JetBrains and Azul have announced a “strategic technical collaboration” to improve the performance of Kotlin applications running on the JVM (Java Virtual Machine), showing significant performance gains when running on Azul’s Zing JDK (Java Development Kit), pricing for which starts at $100 per vCore per year.
JetBrains is a tools company, while Azul is a Java specialist with its own JDK builds. In a post this week JetBrains showed test results for three benchmarks, one from the TechEmpower framework used by many vendors to measure performance, based on standard operations such as database access using object-relational mapping (ORM), dynamic collections, sorting, and more; and two from an application designed to perform CPU-intensive and memory-intensive operations.

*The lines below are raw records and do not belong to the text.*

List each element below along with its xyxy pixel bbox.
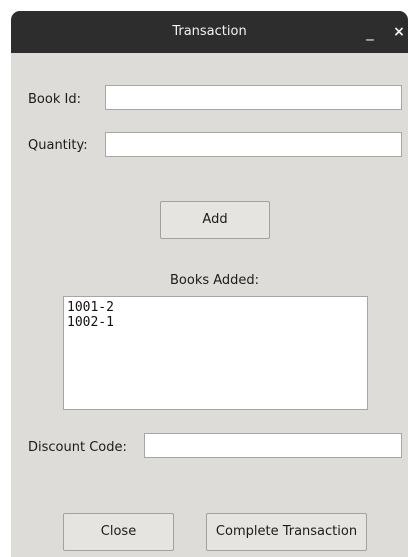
add-button[interactable]: Add (160, 201, 270, 239)
books-added-label: Books Added: (170, 273, 260, 288)
book-id-input[interactable] (105, 85, 402, 110)
transaction-window: Transaction _ × Book Id: Quantity: Add B… (11, 11, 408, 557)
window-title: Transaction (172, 24, 247, 39)
quantity-input[interactable] (105, 132, 402, 157)
complete-transaction-button[interactable]: Complete Transaction (206, 513, 367, 551)
close-button[interactable]: Close (63, 513, 174, 551)
quantity-label: Quantity: (28, 138, 88, 153)
books-added-list[interactable]: 1001-2 1002-1 (63, 296, 368, 410)
discount-code-input[interactable] (144, 433, 402, 458)
list-item[interactable]: 1002-1 (67, 315, 367, 330)
list-item[interactable]: 1001-2 (67, 300, 367, 315)
book-id-label: Book Id: (28, 92, 81, 107)
title-bar[interactable]: Transaction _ × (11, 11, 408, 53)
close-icon[interactable]: × (389, 22, 408, 42)
minimize-icon[interactable]: _ (360, 22, 380, 42)
discount-code-label: Discount Code: (28, 440, 127, 455)
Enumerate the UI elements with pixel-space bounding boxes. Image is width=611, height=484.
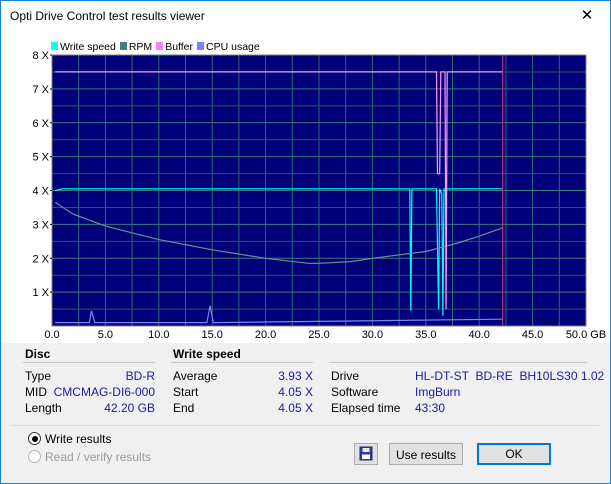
y-tick-label: 3 X: [32, 219, 49, 231]
legend-item: CPU usage: [197, 41, 260, 53]
y-tick-label: 5 X: [32, 152, 49, 164]
app-window: Opti Drive Control test results viewer ✕…: [0, 0, 611, 484]
elapsed-time-label: Elapsed time: [331, 401, 401, 415]
x-tick-label: 35.0: [415, 329, 436, 341]
read-verify-radio[interactable]: Read / verify results: [28, 450, 151, 464]
elapsed-time-value: 43:30: [415, 401, 446, 415]
disc-mid-label: MID: [25, 385, 47, 399]
legend-label: Write speed: [60, 41, 116, 53]
radio-unselected-icon: [28, 450, 41, 463]
write-speed-chart: 1 X 2 X 3 X 4 X 5 X 6 X 7 X 8 X 0.0 5.0 10.0 15.0 20…: [32, 50, 606, 341]
legend-swatch: [119, 42, 127, 50]
disc-separator: [23, 362, 155, 363]
chart-panel: 1 X 2 X 3 X 4 X 5 X 6 X 7 X 8 X 0.0 5.0 10.0 15.0 20…: [1, 31, 610, 343]
ok-button[interactable]: OK: [477, 443, 551, 465]
save-button[interactable]: [354, 443, 378, 465]
drive-label: Drive: [331, 369, 360, 383]
title-bar: Opti Drive Control test results viewer ✕: [1, 1, 610, 31]
x-tick-label: 15.0: [201, 329, 222, 341]
y-tick-label: 7 X: [32, 84, 49, 96]
x-tick-label: 40.0: [468, 329, 489, 341]
write-results-label: Write results: [45, 432, 112, 446]
x-tick-label: 20.0: [255, 329, 276, 341]
y-tick-label: 2 X: [32, 253, 49, 265]
start-label: Start: [173, 385, 199, 399]
disc-length-value: 42.20 GB: [104, 401, 155, 415]
start-value: 4.05 X: [278, 385, 313, 399]
drive-value: HL-DT-ST BD-RE BH10LS30 1.02: [415, 369, 605, 383]
x-tick-label: 5.0: [98, 329, 113, 341]
legend-swatch: [197, 42, 205, 50]
write-speed-header: Write speed: [173, 347, 241, 361]
x-tick-label: 0.0: [44, 329, 59, 341]
x-tick-label: 50.0 GB: [566, 329, 606, 341]
x-tick-label: 45.0: [522, 329, 543, 341]
legend-label: Buffer: [165, 41, 194, 53]
y-tick-label: 4 X: [32, 186, 49, 198]
close-button[interactable]: ✕: [564, 1, 610, 31]
use-results-button[interactable]: Use results: [389, 443, 463, 465]
window-title: Opti Drive Control test results viewer: [10, 9, 205, 23]
x-tick-label: 10.0: [148, 329, 169, 341]
write-results-radio[interactable]: Write results: [28, 432, 111, 446]
read-verify-label: Read / verify results: [45, 450, 152, 464]
write-speed-separator: [171, 362, 313, 363]
legend-item: Buffer: [156, 41, 193, 53]
disc-mid-value: CMCMAG-DI6-000: [53, 385, 155, 399]
y-tick-label: 8 X: [32, 50, 49, 62]
y-tick-label: 1 X: [32, 287, 49, 299]
legend-item: RPM: [119, 41, 153, 53]
legend-swatch: [156, 42, 164, 50]
end-value: 4.05 X: [278, 401, 313, 415]
x-tick-label: 30.0: [362, 329, 383, 341]
legend-swatch: [51, 42, 58, 50]
disc-type-value: BD-R: [125, 369, 155, 383]
legend-label: RPM: [128, 41, 153, 53]
software-label: Software: [331, 385, 379, 399]
drive-separator: [329, 362, 587, 363]
floppy-disk-icon: [359, 446, 373, 461]
legend-label: CPU usage: [206, 41, 260, 53]
y-tick-label: 6 X: [32, 118, 49, 130]
radio-selected-icon: [28, 432, 41, 445]
disc-header: Disc: [25, 347, 51, 361]
average-label: Average: [173, 369, 218, 383]
software-value: ImgBurn: [415, 385, 461, 399]
x-tick-label: 25.0: [308, 329, 329, 341]
end-label: End: [173, 401, 195, 415]
legend-item: Write speed: [51, 41, 116, 53]
average-value: 3.93 X: [278, 369, 313, 383]
disc-type-label: Type: [25, 369, 52, 383]
chart-legend: Write speed RPM Buffer CPU usage: [51, 41, 264, 53]
bottom-separator: [11, 425, 599, 426]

According to the post, using Azul’s performance-tuned Zing JDK improved latency by between 23.9 and 27 percent, and throughput by between 30.5 and 38.1 percent, versus a standard OpenJDK. These are significant gains, which might translate into using fewer hardware instances or less powerful hardware for the same performance.
Azul’s Zing uses several techniques to improve performance. One is the Azul-developed Falcon JIT (just-in-time) compiler, based on the open source LLVM compiler. Falcon translates Java bytecode into LLVM IR (intermediate representation) before compilation into machine code. Another is what Azul calls pauseless garbage collection, also known as C4 (Continuously Concurrent Compacting Collector). The concurrent aspect means that the garbage collector, which frees memory and relocates objects, operates without pausing the flow of execution.
The Kotlin team adds that future work will explore the Kotlin compiler, which outputs Java bytecode, to further optimize the output if possible.
From the developer perspective, compiler and runtime improvements come for free, in that no change to the code is required to get better performance. In this case though there is a financial cost. Azul packages the Zing JDK as part of a product called Platform Prime, and according to the FAQ the cost of this starts at “$100 per vCore per year” though it could be lower for volume purchases. The performance tests were run on an AWS VM with 8 vCPUs and 16GB RAM, so using Zing in this case would add $800 per year to the cost, undermining any gain from reduced infrastructure requirements.
We also note that the performance of different JVMs differs and that technologies like the HotSpot runtime JIT compiler in the OpenJDK are configurable, making it hard to draw conclusions about performance from this test which set only the minimum and maximum memory heap, according to the post. Some JDK 21 performance comparisons can be found here, unfortunately not including Zing, nor Amazon Corretto, though code is available for those interested in running their own tests.